Never try to explain everything away with reasonable excuses or showing that there was good faith on your part and you never had any intent to get into trouble.
Only answer what they ask for and nothing else. Do not allow yourself to become too friendly and enter into a casual discussion with an IRS employee.
Taxpayers have the right say nothing to the IRS, and instead to have a knowledgeable advocate represent them any point during the discussions with the IRS. This can be a CPA, tax lawyer or other tax professional who is given IRS form 2848 Power of Attorney.
Never tell the IRS anything that is not true.
It can be a criminal offense if you get caught. Do not rely on a false belief that there is no way the IRS will know you are not being truthful, they are trained to ferret out this type of information.
If the taxpayer believes he may be criminally responsible for something, he should not speak directly with a CPA or most any other tax professional either. Rather, a lawyer with attorney-client privilege must be retained before saying or admitting to anything. If two IRS employees show up at your door, nine times out of ten, one of them is there to be a witness in any forthcoming criminal prosecution, so, immediately get yourself a tax lawyer and only then retain a CPA by going through your lawyer. See Kovel letter and U.S. v. Kovel.
Never answer a question asked by the IRS, unless you thoroughly and completely understand the question and the potential consequences of your answer.
If you do not have a good grasp of the applicable IRS law and regulations regarding the topic being asked about, you may tell the IRS that you do not understand, or that you do not know, or that you do not recall and you would like the opportunity to temporarily stop the discussion until you retain a tax professional to advise you and represent you so that you are better able to provide a fully informed, truthful and complete answer to the questions.
The tax professional can be a CPA, EA, or tax lawyer who is given IRS form 2848 Power of Attorney.
Never agree to meet the IRS at your office.
Do not invite the IRS to begin a fishing expedition. Taxpayers have the right to meet at a mutually convenient location, this is best to me somewhere other than the taxpayer’s home, office or workplace. Often this is best handled at the office or a CPA who is given IRS form 2848 Power of Attorney.

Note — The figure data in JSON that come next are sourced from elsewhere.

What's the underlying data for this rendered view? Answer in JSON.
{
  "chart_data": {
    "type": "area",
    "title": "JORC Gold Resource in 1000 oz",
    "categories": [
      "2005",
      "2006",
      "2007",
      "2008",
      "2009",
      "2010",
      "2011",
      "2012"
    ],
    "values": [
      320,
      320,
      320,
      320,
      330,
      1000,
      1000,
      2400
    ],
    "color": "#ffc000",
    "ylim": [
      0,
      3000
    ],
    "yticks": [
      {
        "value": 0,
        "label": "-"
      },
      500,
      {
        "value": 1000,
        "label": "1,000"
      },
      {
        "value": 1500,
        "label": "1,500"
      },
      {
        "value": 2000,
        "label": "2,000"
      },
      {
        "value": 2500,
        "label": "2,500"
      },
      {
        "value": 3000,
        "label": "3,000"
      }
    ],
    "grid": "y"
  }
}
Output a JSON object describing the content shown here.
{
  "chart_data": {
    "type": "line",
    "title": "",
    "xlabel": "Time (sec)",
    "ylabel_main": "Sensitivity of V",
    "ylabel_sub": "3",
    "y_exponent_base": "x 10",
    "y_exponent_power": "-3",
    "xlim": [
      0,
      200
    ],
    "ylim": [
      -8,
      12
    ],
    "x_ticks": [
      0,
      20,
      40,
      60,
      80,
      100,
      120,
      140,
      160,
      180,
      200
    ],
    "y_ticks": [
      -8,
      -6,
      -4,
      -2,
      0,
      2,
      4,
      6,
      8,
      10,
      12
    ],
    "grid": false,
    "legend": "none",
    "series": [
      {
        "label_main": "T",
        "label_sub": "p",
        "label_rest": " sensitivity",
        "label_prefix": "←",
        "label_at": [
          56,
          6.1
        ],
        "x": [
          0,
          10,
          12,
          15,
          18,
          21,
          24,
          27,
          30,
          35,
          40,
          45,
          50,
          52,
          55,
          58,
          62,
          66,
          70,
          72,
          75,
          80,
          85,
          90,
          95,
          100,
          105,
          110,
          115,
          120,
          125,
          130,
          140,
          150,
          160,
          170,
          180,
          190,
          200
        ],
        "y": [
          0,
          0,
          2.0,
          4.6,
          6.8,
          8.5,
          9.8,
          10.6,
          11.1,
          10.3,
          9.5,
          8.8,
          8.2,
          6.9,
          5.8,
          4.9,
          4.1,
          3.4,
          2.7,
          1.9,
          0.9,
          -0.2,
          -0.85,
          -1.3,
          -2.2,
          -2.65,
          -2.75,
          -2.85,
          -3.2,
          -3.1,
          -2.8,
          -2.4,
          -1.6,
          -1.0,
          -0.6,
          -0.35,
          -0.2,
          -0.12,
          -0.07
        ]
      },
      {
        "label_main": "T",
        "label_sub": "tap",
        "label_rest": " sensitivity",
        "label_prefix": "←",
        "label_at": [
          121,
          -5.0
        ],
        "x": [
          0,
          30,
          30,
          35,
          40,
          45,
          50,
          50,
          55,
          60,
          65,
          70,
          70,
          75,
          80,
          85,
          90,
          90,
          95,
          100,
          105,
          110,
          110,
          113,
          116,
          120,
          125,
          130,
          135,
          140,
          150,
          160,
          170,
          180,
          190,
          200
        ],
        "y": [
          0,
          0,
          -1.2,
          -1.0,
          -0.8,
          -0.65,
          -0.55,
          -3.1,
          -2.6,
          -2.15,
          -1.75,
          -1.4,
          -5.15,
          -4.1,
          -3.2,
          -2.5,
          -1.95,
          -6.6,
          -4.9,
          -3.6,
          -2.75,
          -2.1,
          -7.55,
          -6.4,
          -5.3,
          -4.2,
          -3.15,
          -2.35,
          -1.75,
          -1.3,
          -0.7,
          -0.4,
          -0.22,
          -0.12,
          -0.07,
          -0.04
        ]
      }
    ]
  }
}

Never promise to pay by a certain date or file by a certain date, before you are positively certain that you can and will follow-through on that promise.
Failure to fulfill any agreement you previously made will be a black mark against you as it is notated in your file. With this in your file, the IRS may limit your ability to ask for leniency in the future. If, due to some circumstances you anticipate missing a scheduled payment or filing date, call the IRS to explain the reason for the delay and indicate when they can expect you to resume timely action.